Avant de passer au crible les mesures prises par le gouvernement dans un contexte de sortie de crise, le président de l’OGBL a dressé une critique acerbe elle aussi de la politique européenne. C’est une attaque en règle contre trop d’austérité qu’a menée Jean-Claude Reding, que le mot d’ordre de "compétitivité" est loin de convaincre, à l’occasion de la réunion du Comité national de l’OGBL du 28 avril 2011, pour la Fête du Travail.
C’est à la lumière des grands événements qui ont marqué ce début d’année 2011, comme les révolutions arabes, que Jean-Claude Reding a commencé son discours. La catastrophe de Fukushima compte aussi parmi les événements marquants de ce début année mouvementé, et le président de l’OGBL a insisté sur le fait que "l’utilisation civile de l’énergie nucléaire est une grande et dangereuse erreur politique". "Vouloir continuer dans cette voie est irresponsable au plus haut point", a-t-il argué avant de conclure que "nous devons sortir du nucléaire, et ce rapidement, avant qu’il ne soit trop tard". A ses yeux, il n'est pas seulement question de Cattenom et des centrales de la Grande-Région, mais bien de mettre en œuvre une politique européenne pour sortir du nucléaire.
"L’UE joue un grand rôle en matière de politique énergétique", a expliqué Jean-Claude Reding qui a insisté notamment sur son rôle dans la libéralisation des marchés de l’énergie. "Si cette dernière a été possible, alors un tournant énergétique pour sortir du nucléaire en Europe est possible aussi", a-t-il avancé, ajoutant qu’il convenait de "repenser la politique énergétique dans son ensemble".

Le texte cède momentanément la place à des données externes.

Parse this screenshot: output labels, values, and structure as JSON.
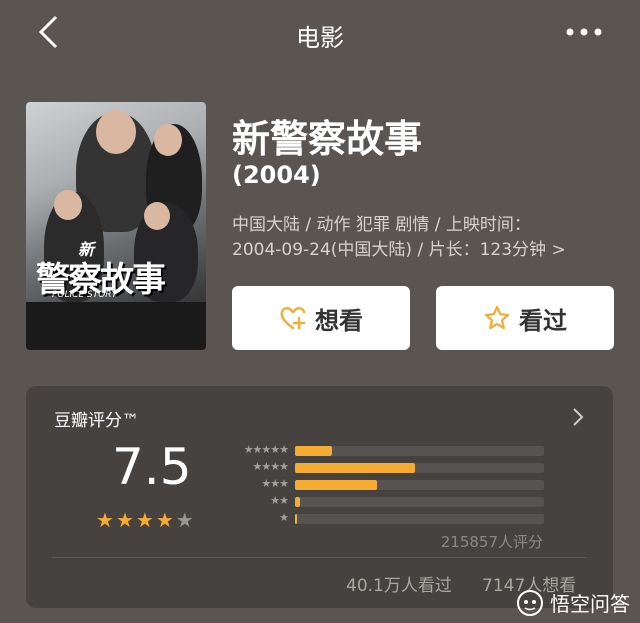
{
  "header": {
    "title": "电影"
  },
  "movie": {
    "poster_title": "警察故事",
    "poster_subtitle": "POLICE STORY",
    "poster_new": "新",
    "name": "新警察故事",
    "year": "(2004)",
    "meta_line1": "中国大陆 / 动作 犯罪 剧情 / 上映时间：",
    "meta_line2": "2004-09-24(中国大陆) / 片长：123分钟 >"
  },
  "actions": {
    "want_label": "想看",
    "seen_label": "看过"
  },
  "rating": {
    "title": "豆瓣评分™",
    "score": "7.5",
    "stars": 4,
    "count_text": "215857人评分",
    "star_labels": [
      "★★★★★",
      "★★★★",
      "★★★",
      "★★",
      "★"
    ],
    "distribution": [
      0.15,
      0.48,
      0.33,
      0.02,
      0.005
    ],
    "seen_count": "40.1万人看过",
    "want_count": "7147人想看"
  },
  "watermark": {
    "text": "悟空问答"
  },
  "colors": {
    "accent": "#f6ab33",
    "background": "#5a5551",
    "card": "#464240"
  }
}
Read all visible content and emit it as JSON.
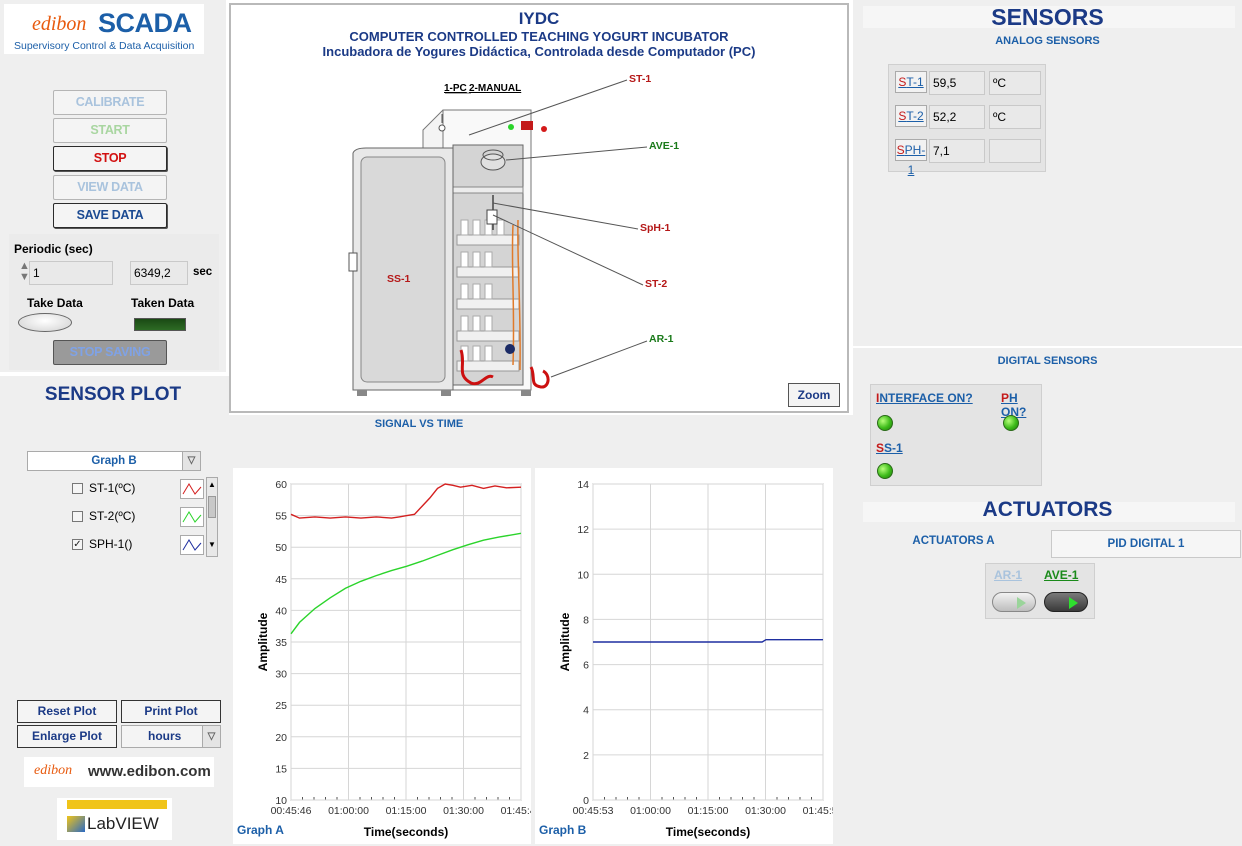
{
  "brand": {
    "logo_text": "edibon",
    "scada": "SCADA",
    "tagline": "Supervisory Control & Data Acquisition"
  },
  "controls": {
    "calibrate": "CALIBRATE",
    "start": "START",
    "stop": "STOP",
    "view_data": "VIEW DATA",
    "save_data": "SAVE DATA",
    "periodic_label": "Periodic (sec)",
    "periodic_value": "1",
    "elapsed_value": "6349,2",
    "elapsed_unit": "sec",
    "take_data": "Take Data",
    "taken_data": "Taken Data",
    "stop_saving": "STOP SAVING"
  },
  "diagram": {
    "title": "IYDC",
    "subtitle": "COMPUTER CONTROLLED TEACHING YOGURT INCUBATOR",
    "subtitle_es": "Incubadora de Yogures Didáctica, Controlada desde Computador (PC)",
    "switch_pc": "1-PC",
    "switch_manual": "2-MANUAL",
    "labels": {
      "st1": "ST-1",
      "ave1": "AVE-1",
      "sph1": "SpH-1",
      "st2": "ST-2",
      "ar1": "AR-1",
      "ss1": "SS-1"
    },
    "zoom": "Zoom"
  },
  "sensors": {
    "title": "SENSORS",
    "analog_title": "ANALOG SENSORS",
    "analog": [
      {
        "tag_first": "S",
        "tag_rest": "T-1",
        "value": "59,5",
        "unit": "ºC"
      },
      {
        "tag_first": "S",
        "tag_rest": "T-2",
        "value": "52,2",
        "unit": "ºC"
      },
      {
        "tag_first": "S",
        "tag_rest": "PH-1",
        "value": "7,1",
        "unit": ""
      }
    ],
    "digital_title": "DIGITAL SENSORS",
    "digital": [
      {
        "first": "I",
        "rest": "NTERFACE ON?"
      },
      {
        "first": "P",
        "rest": "H ON?"
      },
      {
        "first": "S",
        "rest": "S-1"
      }
    ]
  },
  "actuators": {
    "title": "ACTUATORS",
    "tab_a": "ACTUATORS A",
    "tab_pid": "PID DIGITAL 1",
    "ar1": "AR-1",
    "ave1": "AVE-1"
  },
  "plot": {
    "sensor_plot_title": "SENSOR PLOT",
    "signal_title": "SIGNAL VS TIME",
    "graph_select": "Graph B",
    "legend": [
      {
        "label": "ST-1(ºC)",
        "checked": false,
        "color": "#d42020"
      },
      {
        "label": "ST-2(ºC)",
        "checked": false,
        "color": "#2bd42b"
      },
      {
        "label": "SPH-1()",
        "checked": true,
        "color": "#1f2fa0"
      }
    ],
    "reset_plot": "Reset Plot",
    "print_plot": "Print Plot",
    "enlarge_plot": "Enlarge Plot",
    "units_select": "hours",
    "website": "www.edibon.com",
    "labview": "LabVIEW",
    "graph_a_label": "Graph A",
    "graph_b_label": "Graph B"
  },
  "chart_data": [
    {
      "type": "line",
      "title": "",
      "xlabel": "Time(seconds)",
      "ylabel": "Amplitude",
      "ylim": [
        10,
        60
      ],
      "yticks": [
        "10",
        "15",
        "20",
        "25",
        "30",
        "35",
        "40",
        "45",
        "50",
        "55",
        "60"
      ],
      "xticks": [
        "00:45:46",
        "01:00:00",
        "01:15:00",
        "01:30:00",
        "01:45:46"
      ],
      "xlim_min": [
        45.77,
        105.77
      ],
      "grid": true,
      "series": [
        {
          "color": "#d42020",
          "x": [
            45.77,
            48,
            52,
            56,
            60,
            64,
            68,
            72,
            74,
            76,
            78,
            80,
            82,
            84,
            86,
            88,
            90,
            93,
            96,
            99,
            102,
            105.77
          ],
          "y": [
            55.2,
            54.6,
            54.8,
            54.6,
            54.8,
            54.6,
            54.8,
            54.6,
            54.8,
            55,
            55.2,
            56.5,
            57.8,
            59.3,
            60,
            59.8,
            59.5,
            59.8,
            59.3,
            59.7,
            59.4,
            59.5
          ]
        },
        {
          "color": "#2bd42b",
          "x": [
            45.77,
            48,
            52,
            56,
            60,
            64,
            68,
            72,
            76,
            80,
            84,
            88,
            92,
            96,
            100,
            105.77
          ],
          "y": [
            36.3,
            38.1,
            40.3,
            42,
            43.5,
            44.6,
            45.5,
            46.3,
            47,
            47.8,
            48.7,
            49.6,
            50.4,
            51.1,
            51.6,
            52.2
          ]
        }
      ]
    },
    {
      "type": "line",
      "title": "",
      "xlabel": "Time(seconds)",
      "ylabel": "Amplitude",
      "ylim": [
        0,
        14
      ],
      "yticks": [
        "0",
        "2",
        "4",
        "6",
        "8",
        "10",
        "12",
        "14"
      ],
      "xticks": [
        "00:45:53",
        "01:00:00",
        "01:15:00",
        "01:30:00",
        "01:45:53"
      ],
      "xlim_min": [
        45.88,
        105.88
      ],
      "grid": true,
      "series": [
        {
          "color": "#1f2fa0",
          "x": [
            45.88,
            60,
            75,
            90,
            91,
            105.88
          ],
          "y": [
            7.0,
            7.0,
            7.0,
            7.0,
            7.1,
            7.1
          ]
        }
      ]
    }
  ]
}
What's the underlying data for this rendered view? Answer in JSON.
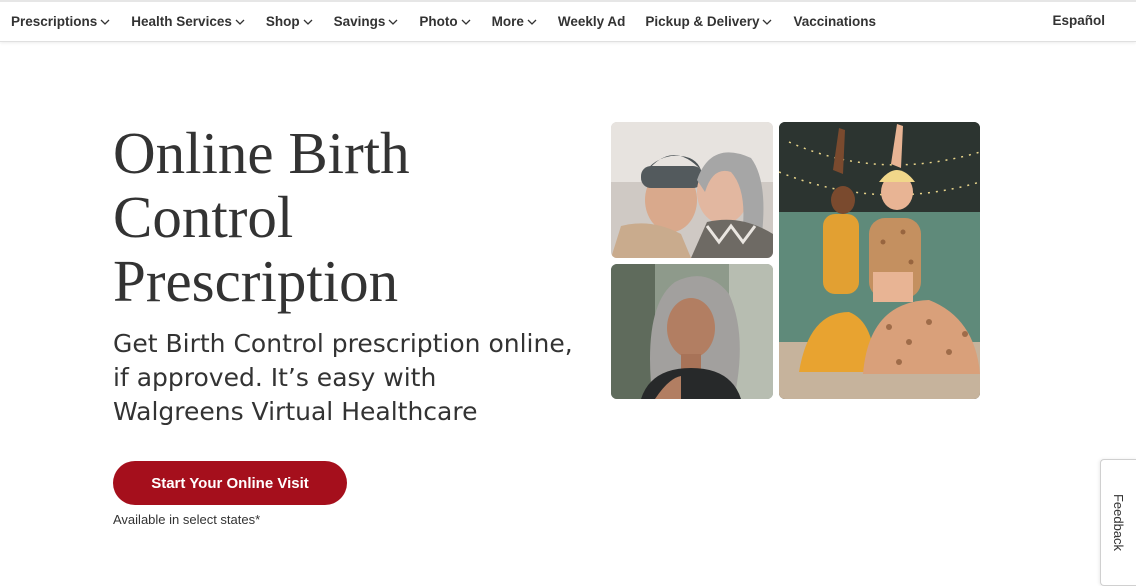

"Il y a des alternatives à la politique énergétique actuelle, des alternatives qui peuvent avoir des conséquences économiques et écologiques positives", a plaidé le syndicaliste qui ne perd pas de vue qu’il faut veiller à bien préparer cette transition sur le plan social.
Dans son appel à lutter contre "le dumping écologique", Jean-Claude Reding a invité l’UE à "se défaire de son credo néolibéral" en protégeant par des tarifs douaniers les entreprises "qui respectent les standards environnementaux européens élevés" de la concurrence provenant de pays tiers qui ne respectent pas ces critères.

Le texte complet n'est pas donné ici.